A Commandant of the Marine Corps once said that quality of life for the Lance Corporal is a good sleeping bag. I think I know what he was talking about. Today I bought a lighter pair of hiking pants and a down jacket to replace my old poly fill. This one has the latest 800 fill, its lighter and warmer. I guess my nerves are getting the better of me when I start buying the good stuff. I wrote out recipes for breakfast and lunch from the meal planner I bought. I even laminated them so hopefully I won’t destroy them before committing them to memory. I’ve been talking the electronics geeks at Best Buy and the Exchange, trying to get ideas on what to take to continue this fascinating blog while snug in my tent and 800 fill jacket. My sleeping still sucks which means I’m getting ready and I’m getting scared. I keep asking myself why I have to make life so difficult for myself. Plenty of people go into the woods for the aesthetics, the peace, the tranquility. I’m going for the challenge, to push myself, to simplify yes but maybe to suffer. I’ve stepped back a few times to wonder, “what am I doing?” I’ve had a nice life so far but so far each step has been a struggle. Maybe I enjoy making my life tougher than it really is. I never thought of myself as a Aesthetic, someone who pains himself to find meaning. But after suffering a loss that will never let go of me, I’m more comfortable with the pain.
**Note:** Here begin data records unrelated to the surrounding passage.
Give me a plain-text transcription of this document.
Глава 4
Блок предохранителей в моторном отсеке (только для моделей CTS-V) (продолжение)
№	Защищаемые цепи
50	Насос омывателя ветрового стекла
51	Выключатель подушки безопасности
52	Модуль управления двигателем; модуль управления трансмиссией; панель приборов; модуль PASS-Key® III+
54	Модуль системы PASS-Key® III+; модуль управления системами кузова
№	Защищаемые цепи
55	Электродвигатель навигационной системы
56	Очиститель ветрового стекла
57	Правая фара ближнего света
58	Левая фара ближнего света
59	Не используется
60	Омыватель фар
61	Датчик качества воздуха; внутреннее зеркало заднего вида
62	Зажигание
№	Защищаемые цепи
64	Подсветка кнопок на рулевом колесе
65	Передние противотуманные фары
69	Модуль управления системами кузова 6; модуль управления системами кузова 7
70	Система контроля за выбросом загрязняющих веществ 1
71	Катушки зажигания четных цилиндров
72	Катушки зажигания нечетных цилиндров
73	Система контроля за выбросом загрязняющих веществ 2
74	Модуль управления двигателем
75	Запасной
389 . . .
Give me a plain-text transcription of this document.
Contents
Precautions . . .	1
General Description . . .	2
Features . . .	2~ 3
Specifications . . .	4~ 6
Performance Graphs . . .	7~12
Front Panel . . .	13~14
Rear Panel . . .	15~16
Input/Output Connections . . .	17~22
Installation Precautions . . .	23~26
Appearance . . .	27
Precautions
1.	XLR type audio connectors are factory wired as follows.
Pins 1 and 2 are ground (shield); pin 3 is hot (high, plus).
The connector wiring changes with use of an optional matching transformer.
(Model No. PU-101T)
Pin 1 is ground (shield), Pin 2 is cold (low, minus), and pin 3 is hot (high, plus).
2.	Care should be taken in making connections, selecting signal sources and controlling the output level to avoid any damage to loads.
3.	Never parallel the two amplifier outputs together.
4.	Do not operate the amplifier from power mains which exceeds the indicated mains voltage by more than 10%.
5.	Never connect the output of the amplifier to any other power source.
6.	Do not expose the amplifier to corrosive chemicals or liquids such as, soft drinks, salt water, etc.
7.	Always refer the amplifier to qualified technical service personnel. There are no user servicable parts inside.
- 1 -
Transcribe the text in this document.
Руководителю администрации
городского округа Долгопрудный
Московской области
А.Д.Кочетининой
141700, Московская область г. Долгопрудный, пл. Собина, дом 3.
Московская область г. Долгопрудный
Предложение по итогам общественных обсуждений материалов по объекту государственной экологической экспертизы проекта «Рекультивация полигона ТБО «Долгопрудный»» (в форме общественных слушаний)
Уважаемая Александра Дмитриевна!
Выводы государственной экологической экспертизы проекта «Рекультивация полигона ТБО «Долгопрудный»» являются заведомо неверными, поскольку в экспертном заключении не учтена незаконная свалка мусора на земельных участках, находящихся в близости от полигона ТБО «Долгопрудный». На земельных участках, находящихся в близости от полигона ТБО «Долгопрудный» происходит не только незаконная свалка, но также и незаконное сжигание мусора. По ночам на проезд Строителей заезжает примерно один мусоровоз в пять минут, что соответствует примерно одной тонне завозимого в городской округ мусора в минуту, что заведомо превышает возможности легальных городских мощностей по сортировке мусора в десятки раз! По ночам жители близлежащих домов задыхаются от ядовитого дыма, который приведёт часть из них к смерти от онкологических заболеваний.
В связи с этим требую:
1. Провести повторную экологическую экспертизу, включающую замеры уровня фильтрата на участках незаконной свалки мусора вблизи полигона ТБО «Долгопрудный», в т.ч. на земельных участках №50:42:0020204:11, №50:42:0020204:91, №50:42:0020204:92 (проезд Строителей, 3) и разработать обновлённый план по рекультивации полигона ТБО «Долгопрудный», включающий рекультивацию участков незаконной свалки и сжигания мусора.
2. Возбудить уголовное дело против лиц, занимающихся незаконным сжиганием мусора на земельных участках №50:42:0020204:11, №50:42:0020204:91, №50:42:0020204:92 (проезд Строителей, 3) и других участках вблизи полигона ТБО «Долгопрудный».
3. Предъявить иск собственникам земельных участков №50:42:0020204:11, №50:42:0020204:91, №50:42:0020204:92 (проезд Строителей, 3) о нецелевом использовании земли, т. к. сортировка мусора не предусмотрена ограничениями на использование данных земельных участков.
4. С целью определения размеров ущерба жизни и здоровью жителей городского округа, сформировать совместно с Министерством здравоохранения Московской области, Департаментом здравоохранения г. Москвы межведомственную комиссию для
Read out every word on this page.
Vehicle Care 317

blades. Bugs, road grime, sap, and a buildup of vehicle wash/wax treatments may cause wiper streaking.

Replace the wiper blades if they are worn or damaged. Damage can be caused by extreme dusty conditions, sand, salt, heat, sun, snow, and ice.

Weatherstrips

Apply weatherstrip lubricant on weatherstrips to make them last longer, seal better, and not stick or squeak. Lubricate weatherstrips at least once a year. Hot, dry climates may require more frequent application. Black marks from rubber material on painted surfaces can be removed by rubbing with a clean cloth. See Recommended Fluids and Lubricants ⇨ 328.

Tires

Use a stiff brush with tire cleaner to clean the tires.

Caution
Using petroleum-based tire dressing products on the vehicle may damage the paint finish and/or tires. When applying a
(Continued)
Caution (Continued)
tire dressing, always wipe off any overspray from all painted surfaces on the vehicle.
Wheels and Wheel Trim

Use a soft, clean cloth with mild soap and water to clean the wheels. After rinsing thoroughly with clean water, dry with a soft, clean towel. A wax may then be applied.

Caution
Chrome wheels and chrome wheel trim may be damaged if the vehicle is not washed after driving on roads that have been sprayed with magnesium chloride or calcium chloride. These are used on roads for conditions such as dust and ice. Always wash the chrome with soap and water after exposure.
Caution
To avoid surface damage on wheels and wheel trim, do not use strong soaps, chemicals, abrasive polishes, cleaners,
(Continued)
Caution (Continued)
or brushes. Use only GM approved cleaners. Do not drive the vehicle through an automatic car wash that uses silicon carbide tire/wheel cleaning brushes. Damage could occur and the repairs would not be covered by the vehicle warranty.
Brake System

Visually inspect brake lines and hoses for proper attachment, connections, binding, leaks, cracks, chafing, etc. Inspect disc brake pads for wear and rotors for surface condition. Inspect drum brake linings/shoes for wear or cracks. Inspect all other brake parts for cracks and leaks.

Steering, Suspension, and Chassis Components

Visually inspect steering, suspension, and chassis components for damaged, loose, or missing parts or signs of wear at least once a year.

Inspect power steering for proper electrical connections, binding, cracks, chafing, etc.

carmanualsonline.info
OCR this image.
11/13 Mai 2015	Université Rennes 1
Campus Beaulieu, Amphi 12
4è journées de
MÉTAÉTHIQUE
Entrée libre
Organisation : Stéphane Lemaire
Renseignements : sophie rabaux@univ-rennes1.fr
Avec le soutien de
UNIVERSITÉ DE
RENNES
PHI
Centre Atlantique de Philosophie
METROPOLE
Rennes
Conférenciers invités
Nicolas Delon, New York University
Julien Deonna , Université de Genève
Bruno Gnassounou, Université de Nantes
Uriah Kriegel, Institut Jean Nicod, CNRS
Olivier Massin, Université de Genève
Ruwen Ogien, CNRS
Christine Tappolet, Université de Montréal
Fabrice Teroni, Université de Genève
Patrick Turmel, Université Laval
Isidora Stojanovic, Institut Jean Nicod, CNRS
I know that when I see others, most others frankly, living their lives in denial, I’m disgusted. I want to grab them by the collar and scream, do you know what happened to me? Do you know how fragile your life is? YES, Your Life? But they walk around fooled by their minimal success, mediocre wealth, and mildly good looks. The alternative is humbling. But for now the alternative is depressing. I’m reminded everyday that I used to be someone, so I thought. Now I feel I’m no one. I’d like to keep it that way but yet on a daily basis I clamor for relevance, search desperately for meaning, hope for sleep and sometimes dread opening my eyes. But when I put my feet on the cold wooden floor, I do feel a sense of relief and even a small sense of anticipation that today will bring some joy, some meaning, and possibly some steps closer along my on my hike.
But for now I’ll settle for my 800 down filled jacket. Did I mention the color is Azul?